What's wrong with me?
"I know you're pissed off at the world, but I don't see why that means I have to bear the brunt of it.
You've been nasty to me since school started," Jareth retorts. "And I'm sick of it. I'm not some doormat
for you to walk over and ridicule and abuse because you've had a bad day. I'm sorry if me being happy for once in my life offends you so greatly."
"It's not that," I start, then stop. Is it that? Is that why I'm so mad at him? 'Cause he's happy and I'm not?
I burst into tears, furious at myself for being so messed up. Why can't I be a normal person? Like Sunny or someone.

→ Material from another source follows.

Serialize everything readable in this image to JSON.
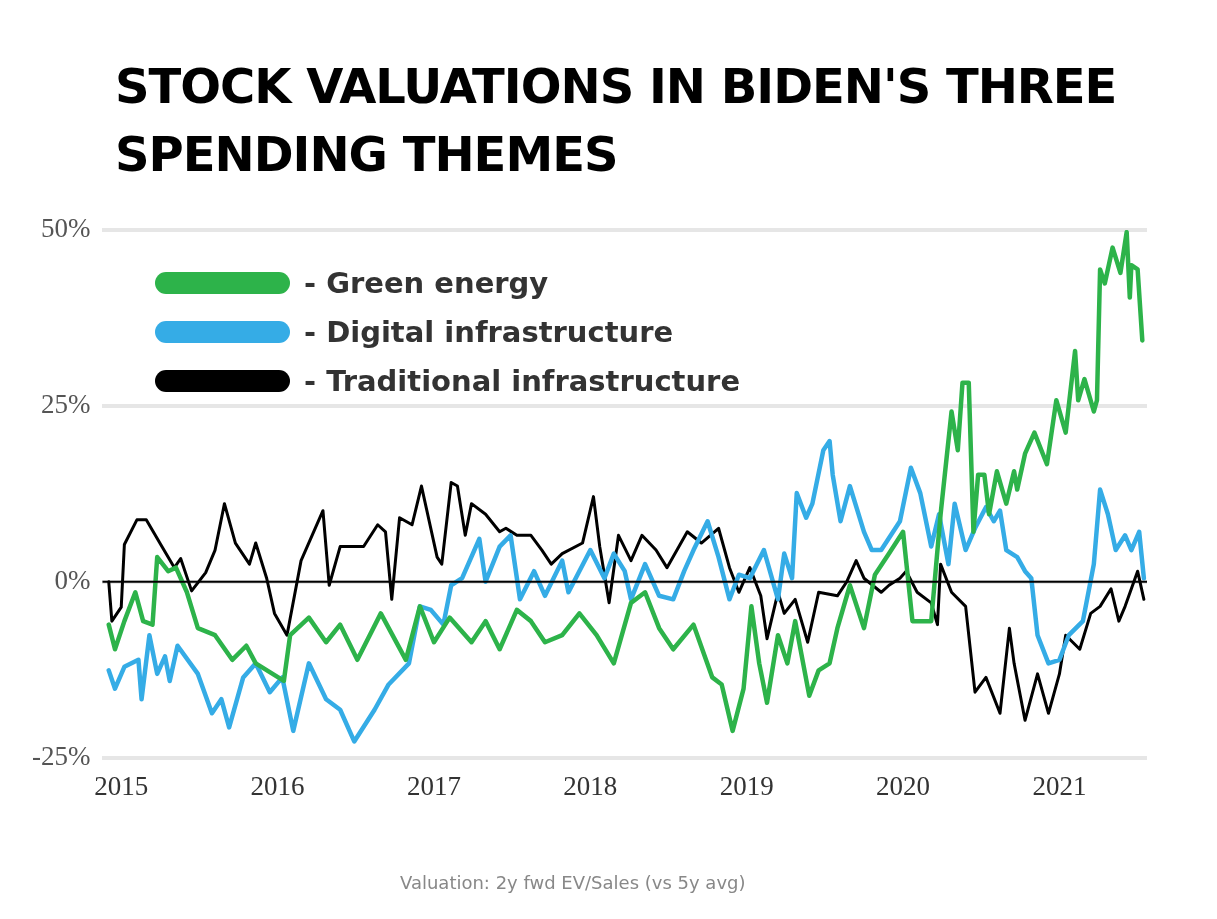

Why am I so angry and hateful? It's like I have this blackness in me. A burning pit of hatred that can't help but bubble up to the surface and lash out at those I love for no reason. I love Jareth. So much. And yet he's the one I'm most mean to.
You always hurt the ones you love. ..
"I just . . ." My voice cracks. "I just want them to like me," I admit, remembering the promise we made each other when we first got together. To share things. Even painful, hurtful things. "The other vampires. I want them to accept me as one of them."
Jareth's expression softens. He reaches over and puts a hand on my shoulder. "Raynie, luv," he says, "of course they'll like you. And acceptance has nothing to do with wardrobe, I swear." He pulls me close and strokes my head. "Sweetie, outside appearance doesn't matter. It's what's in-side that counts," he says, again spouting self-helpisms.